The Significance of Numbers in the Bible
I’ve always been fascinated by the numerical significance of scriptural passages. Even if the chapters and verses ascribed to sentences in the bible are coincidental (they don’t comprise a part of the official text) it remains interesting. A most striking example is found in the Gospel of John, Chapter 6. Following the discourse in which Christ explains the true, transsubstantive nature of the Eucharist, many of his followers and disciples – Christians – abandon Him. The had witnessed His miraculous healings, they had believed that He had the power to forgive sins and they even accepted that He was the Son of God. What His would not accept is that His body was real food and His blood was real drink. When Jesus says to them “unless you eat the flesh of the Son of Man and drink his blood, you have no life in you”, many choose to walk away from the life Jesus offered them. They had accepted parts, almost all, of Jesus’ message, but they would not accept it completely. As scripture states, “after this many of his disciples drew back and no longer went about with him.” To reject Jesus in the Eucharist was to reject Jesus Himself. The passage and verse is John, chapter 6, verse 66. John 6:66.

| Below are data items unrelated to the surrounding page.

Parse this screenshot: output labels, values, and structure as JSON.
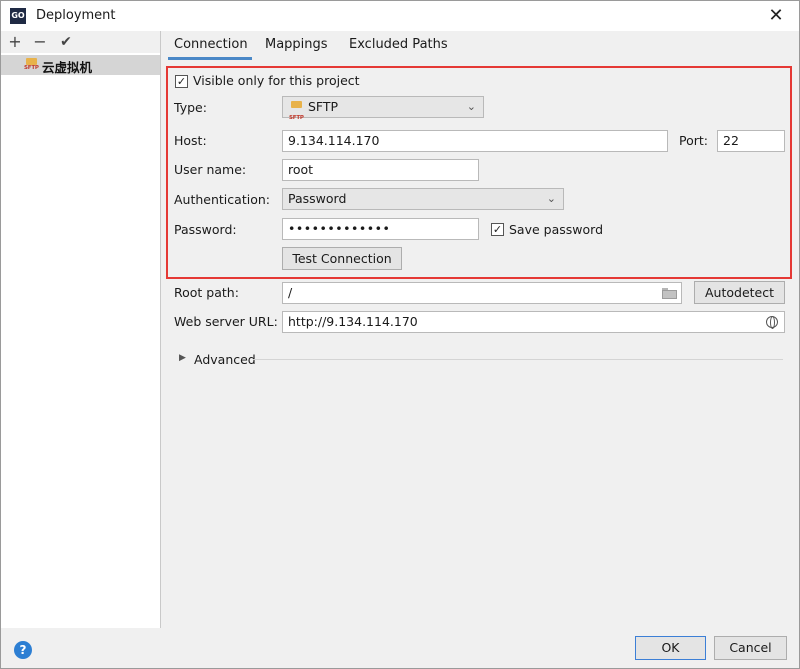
{
  "window": {
    "title": "Deployment",
    "app_icon": "GO"
  },
  "left_panel": {
    "toolbar": {
      "add": "+",
      "remove": "−",
      "check": "✔"
    },
    "server_icon_label": "SFTP",
    "server_name": "云虚拟机"
  },
  "tabs": [
    {
      "label": "Connection",
      "active": true
    },
    {
      "label": "Mappings",
      "active": false
    },
    {
      "label": "Excluded Paths",
      "active": false
    }
  ],
  "connection": {
    "visible_only_label": "Visible only for this project",
    "visible_only_checked": true,
    "type_label": "Type:",
    "type_value": "SFTP",
    "type_icon_label": "SFTP",
    "host_label": "Host:",
    "host_value": "9.134.114.170",
    "port_label": "Port:",
    "port_value": "22",
    "username_label": "User name:",
    "username_value": "root",
    "auth_label": "Authentication:",
    "auth_value": "Password",
    "password_label": "Password:",
    "password_value": "•••••••••••••",
    "save_password_label": "Save password",
    "save_password_checked": true,
    "test_connection_label": "Test Connection",
    "root_path_label": "Root path:",
    "root_path_value": "/",
    "autodetect_label": "Autodetect",
    "web_url_label": "Web server URL:",
    "web_url_value": "http://9.134.114.170",
    "advanced_label": "Advanced"
  },
  "footer": {
    "help": "?",
    "ok_label": "OK",
    "cancel_label": "Cancel"
  },
  "colors": {
    "highlight_border": "#e53935",
    "tab_underline": "#4a88c7",
    "help_icon": "#2d7fd3"
  }
}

So it was with interest that I noticed a scriptural parallel from the book of Revelations and a second passage which you will surely recognise. I’ve always thought John 3:16 was a loaded verse: “For God so loved the world that he gave his only Son, that whoever believes in him should not perish but have eternal life.” Touted by evangelical and fundamentalist Christians alike as an affirmation that they are saved by faith alone, the passage is one of the most well known in Christianity. Yet even a basic textual analysis reveals ambiguity. In particular, the words “should not perish” – the translation given by both the RSV and the KJV – seem to imply no guarantees of salvation based on belief. Some translation say “may not perish” while a small few Protestant translations, including the NIV, say “shall not”. The various translations emphasises the complexity of bible translation and the importance of acquiring a good text. Clearly one translation is a poor translation, as the words may and shall are not interchangeable. Getting it right is paramount. As the NIV states in Rev 22:18 – “I warn everyone who hears the words of the prophecy of this book: “If anyone adds anything to them, God will add to him the plagues described in this book”. Catholic theology responds to the more accepted translation which adopts the permissive form “may” rather than the mandatory “shall”. The result is a comprehensive theology that recalls St. James’ clear and unambiguous statement in James 2:17: “So faith by itself, if it has no works, is dead.”
The consequence of this is that Catholic teaching stresses not only faith in Christ, but also a corresponding response. As Christians we are called first to accept Jesus and then to be transformed by him. It is in this second aspect that we allow the fullness of scripture to permeate our lives so that we are of service to Christ in prayer and our neighbour in action. For this to be accomplished we need a greater conversion than a mere intellectual acceptance of Christ. We need to be set on fire by His love and imitate Him in our words and deed. This fire and call to the authentic and encompassing Christian life is found in a passage numerically parallel to John 3:16. Revelation 3:16 proclaims: “So, because you are lukewarm, and neither cold nor hot, I will spew you out of my mouth.”
We must not only believe in Christ but be alive in Christ, ardently striving to live the Christian life in its fullness. “It is possible to have just enough Christianity to inoculate you against the real thing.” (C.S. Lewis). Our life a Christians should be one of complete devotion and complete love. The essence of love is the essence of the love of Him who is Love.